As an insulator SPF can help reduce and even prevent dew point conditions. Humidity needs to be averted to help stop issues, such as mold and ‘unhealthy’ air to be abolished. Certified spray foam installers and trade associations, such as the Spray Polyurethane Foam Alliance and the Air Barrier Association of America, have in recent years developed intensive SPF installer certification programs focusing on safety, installation technique, and in-field quality verification testing. Manufacturers have additionally created training programs exclusive to their product lines. These certifications and training methods can be incorporated into the design and implementation of a sophisticated SPF application and to help avoid such circumstances as humidity.

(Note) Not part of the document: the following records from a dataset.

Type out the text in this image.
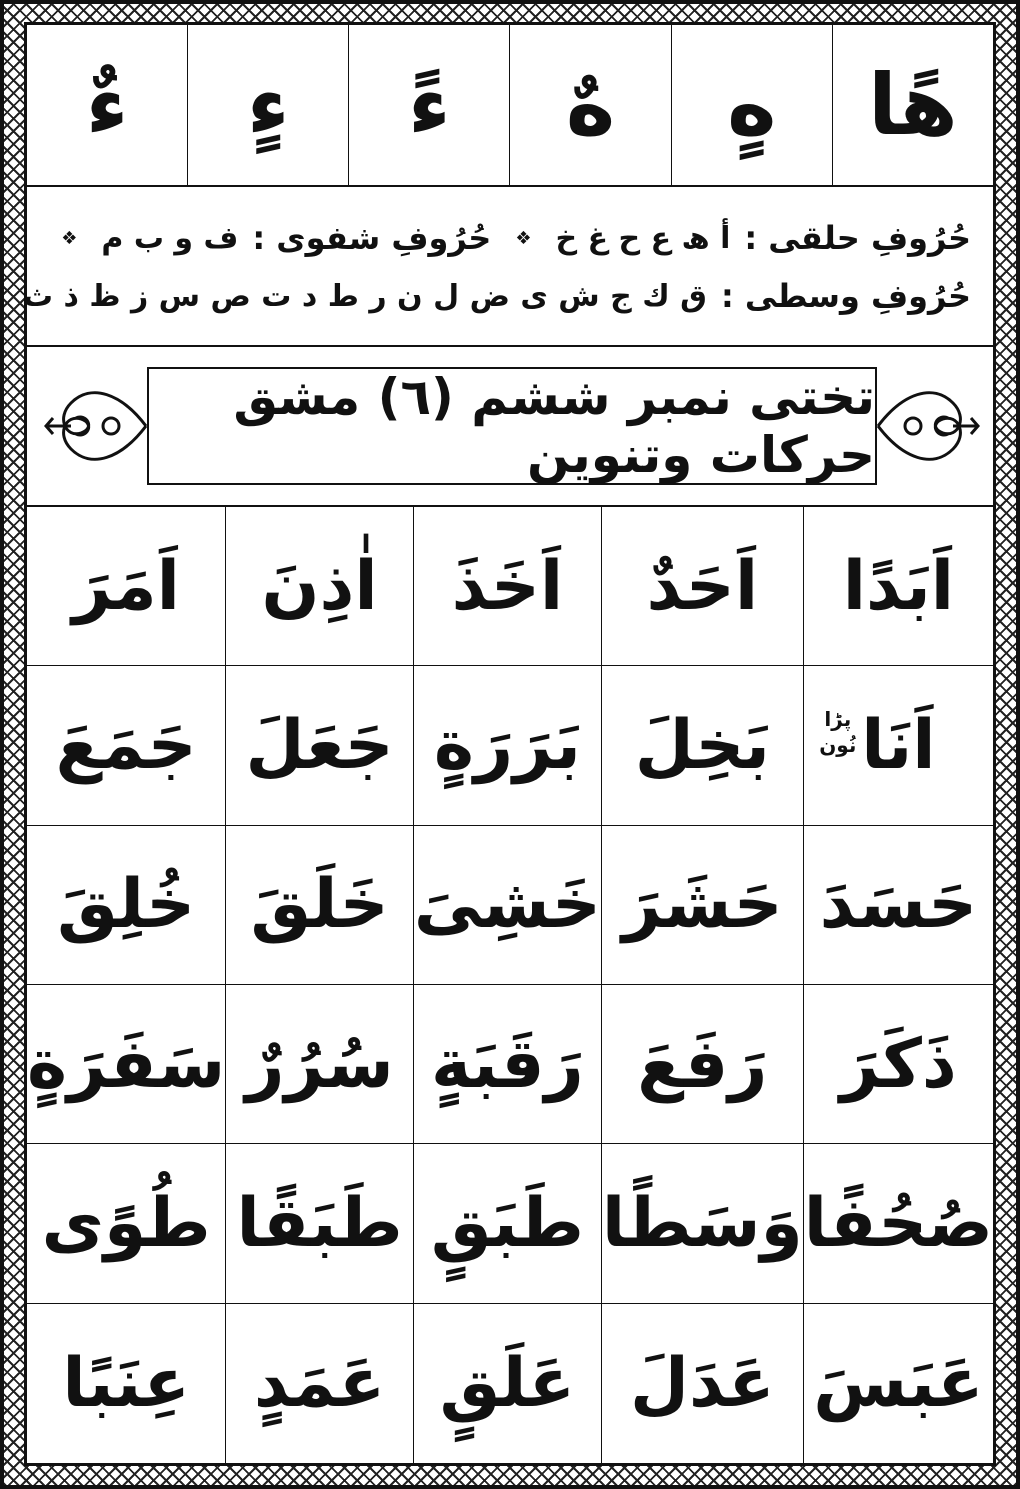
هًا
هٍ
هٌ
ءً
ءٍ
ءٌ
حُرُوفِ حلقی :
أ ھ ع ح غ خ
❖
حُرُوفِ شفوی :
ف و ب م
❖
حُرُوفِ وسطی :
ق ك ج ش ی ض ل ن ر ط د ت ص س ز ظ ذ ث
تختی نمبر ششم (٦) مشق حرکات وتنوین
اَبَدًا
اَحَدٌ
اَخَذَ
اٰذِنَ
اَمَرَ
اَنَا
پڑا
نُون
بَخِلَ
بَرَرَةٍ
جَعَلَ
جَمَعَ
حَسَدَ
حَشَرَ
خَشِیَ
خَلَقَ
خُلِقَ
ذَکَرَ
رَفَعَ
رَقَبَةٍ
سُرُرٌ
سَفَرَةٍ
صُحُفًا
وَسَطًا
طَبَقٍ
طَبَقًا
طُوًی
عَبَسَ
عَدَلَ
عَلَقٍ
عَمَدٍ
عِنَبًا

ABAA’s Laverne Dalgleish closes by saying, “With a proper performing building envelope, the occupants are not subject to airborne pollutants. People suffer from the indoor environment being too dry or too wet and SPF helps separate the outdoors from the indoors. This means the cold dry air, or the hot humid air is kept out allowing the right conditions inside. Many people suffer from allergies caused by pollen, dust, tiny insects, etc. and with the SPF expanding into every nook and cranny, creating an air barrier, these are sealed out. Where people occupy a unit in the building, pollutants from a neighbor can seep into their unit and cause an unhealthy living condition. Almost anything can be transported by air from second-hand cigarette smoke to viruses.”
By combining the knowledge of industries like, ASHRAE, spray foam, architecture and immunobiology, the structure and effect on air quality of a building, and therefore the people within it, has the potential to get a whole lot healthier.